Pharmaceutical Research and Manufacturers of America (PhRMA) CEO Stephen Ubl was unequivocal in his reaction, calling the bill’s passage a “tragic loss for patients.”

“This drug pricing plan is based on a litany of false promises,” he said. “They say they’re fighting inflation, but the Biden administration’s own data show that prescription medicines are not fueling inflation. They say this is ‘negotiation,’ but the bill gives the government unchecked authority to set the price of medicines. And they say the bill won’t harm innovation, but various experts, biotech investors and patient advocates agree that this bill will lead to fewer new cures and treatments for patients battling cancer, Alzheimer’s and other diseases.”

Overall, the bill would raise about $739 billion in tax revenue, largely by establishing a 15% corporate minimum tax and providing more support for Internal Revenue Service enforcement. The current corporate tax rate is 21%, but through a loophole, many pay significantly less. For example, at its recent second-quarter filing, Moderna reported an effective tax range of about 11-13%.

The University of Pennsylvania’s Penn Wharton budget model argues the bill’s impact on inflation would be “statistically indistinguishable from zero” over the long term and could slightly increase inflation before 2024.

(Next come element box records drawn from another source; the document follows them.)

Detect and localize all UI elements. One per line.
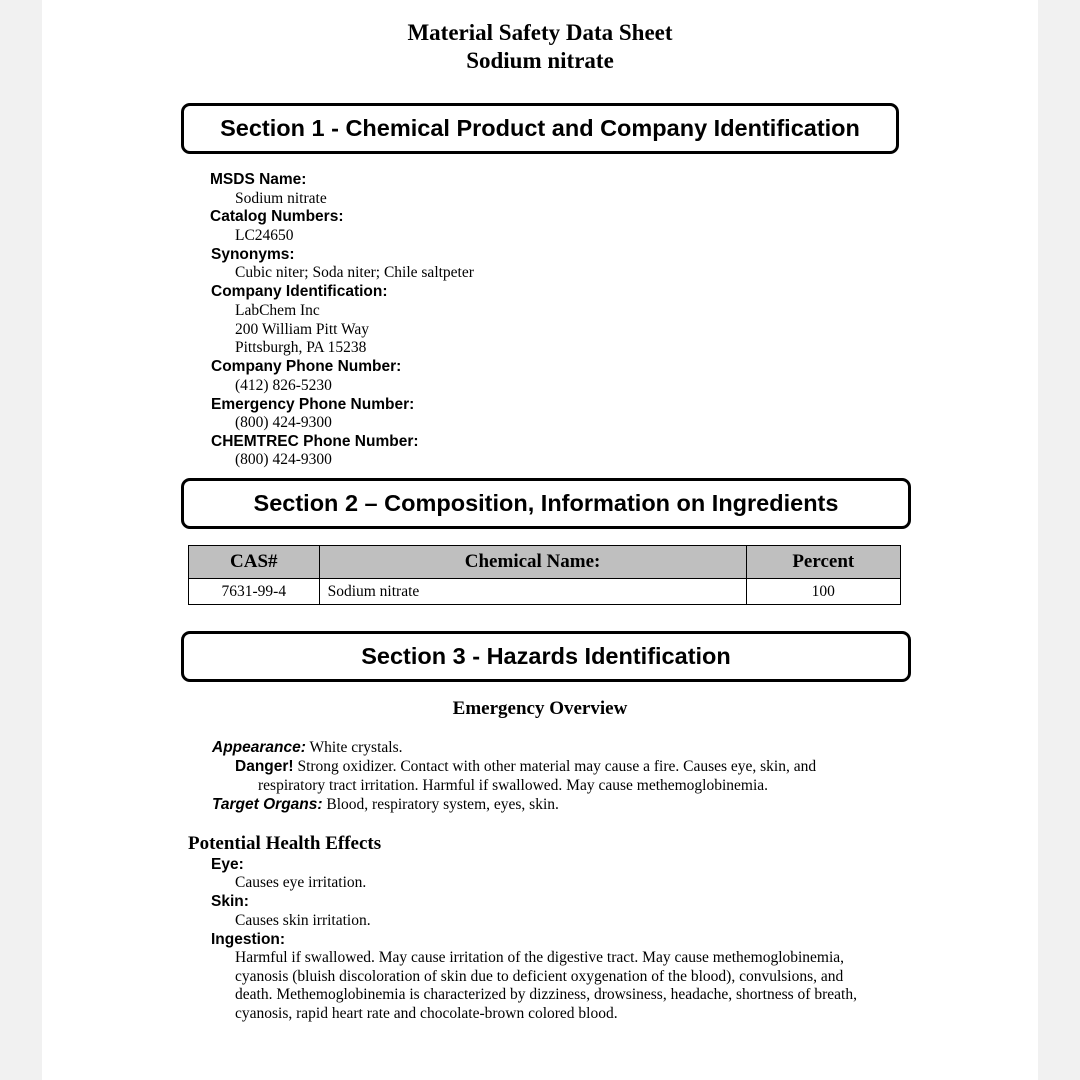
cas-cell: 7631-99-4 (189, 579, 320, 605)
appearance-line (212, 739, 403, 757)
section-2-heading: Section 2 – Composition, Information on Ingredients (253, 490, 839, 516)
msds-name-label: MSDS Name: (210, 171, 307, 188)
document-page (42, 0, 1038, 1080)
company-identification-label: Company Identification: (211, 283, 388, 300)
emergency-overview-title: Emergency Overview (452, 698, 628, 719)
catalog-numbers-value: LC24650 (235, 227, 294, 244)
danger-label: Danger! (235, 758, 294, 775)
document-title: Material Safety Data Sheet (407, 20, 673, 45)
company-phone-label: Company Phone Number: (211, 358, 402, 375)
company-line: Pittsburgh, PA 15238 (235, 339, 367, 356)
section-3-heading: Section 3 - Hazards Identification (361, 643, 731, 669)
appearance-label: Appearance: (212, 739, 306, 756)
table-row (189, 579, 901, 605)
target-organs-line (212, 796, 559, 814)
synonyms-label: Synonyms: (211, 246, 295, 263)
skin-label: Skin: (211, 893, 249, 910)
column-header-cas: CAS# (189, 546, 320, 579)
table-header-row (189, 546, 901, 579)
column-header-percent: Percent (746, 546, 900, 579)
chemical-name-cell: Sodium nitrate (319, 579, 746, 605)
skin-value: Causes skin irritation. (235, 912, 371, 929)
ingestion-line: cyanosis (bluish discoloration of skin due to deficient oxygenation of the blood), convulsions, and (235, 968, 844, 985)
appearance-value: White crystals. (309, 739, 403, 756)
ingestion-line: cyanosis, rapid heart rate and chocolate-brown colored blood. (235, 1005, 618, 1022)
document-subtitle: Sodium nitrate (466, 48, 614, 73)
danger-text-continued: respiratory tract irritation. Harmful if swallowed. May cause methemoglobinemia. (258, 777, 769, 794)
column-header-chemical-name: Chemical Name: (319, 546, 746, 579)
section-2-heading-box (181, 478, 911, 529)
composition-table (188, 545, 901, 605)
ingestion-line: death. Methemoglobinemia is characterized by dizziness, drowsiness, headache, shortness of breath, (235, 986, 857, 1003)
eye-value: Causes eye irritation. (235, 874, 367, 891)
emergency-phone-label: Emergency Phone Number: (211, 396, 415, 413)
target-organs-value: Blood, respiratory system, eyes, skin. (326, 796, 559, 813)
eye-label: Eye: (211, 856, 244, 873)
potential-health-effects-title: Potential Health Effects (188, 833, 382, 854)
synonyms-value: Cubic niter; Soda niter; Chile saltpeter (235, 264, 474, 281)
company-line: LabChem Inc (235, 302, 320, 319)
company-phone-value: (412) 826-5230 (235, 377, 332, 394)
chemtrec-phone-label: CHEMTREC Phone Number: (211, 433, 419, 450)
section-1-heading: Section 1 - Chemical Product and Company Identification (220, 115, 860, 141)
target-organs-label: Target Organs: (212, 796, 323, 813)
danger-line (235, 758, 816, 776)
catalog-numbers-label: Catalog Numbers: (210, 208, 344, 225)
section-1-heading-box (181, 103, 899, 154)
danger-text: Strong oxidizer. Contact with other material may cause a fire. Causes eye, skin, and (297, 758, 817, 775)
company-line: 200 William Pitt Way (235, 321, 370, 338)
ingestion-line: Harmful if swallowed. May cause irritation of the digestive tract. May cause methemoglobinemia, (235, 949, 845, 966)
msds-name-value: Sodium nitrate (235, 190, 327, 207)
chemtrec-phone-value: (800) 424-9300 (235, 451, 332, 468)
percent-cell: 100 (746, 579, 900, 605)
section-3-heading-box (181, 631, 911, 682)
ingestion-label: Ingestion: (211, 931, 286, 948)
emergency-phone-value: (800) 424-9300 (235, 414, 332, 431)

Moody’s Analytics, on the other hand, indicated the legislation would “nudge the economy and inflation in the right direction, while meaningfully addressing climate change and reducing the government’s budget deficits.”

Some critics also argue that the bill shifts money from the pharmaceutical industry, which saves and extends lives, to clean energy efforts, which only make energy more expensive (and arguably make the planet more livable). The current “megadrought” in the Western part of the U.S., which has gone on for 22 years, is the worst it's been in 1,200 years.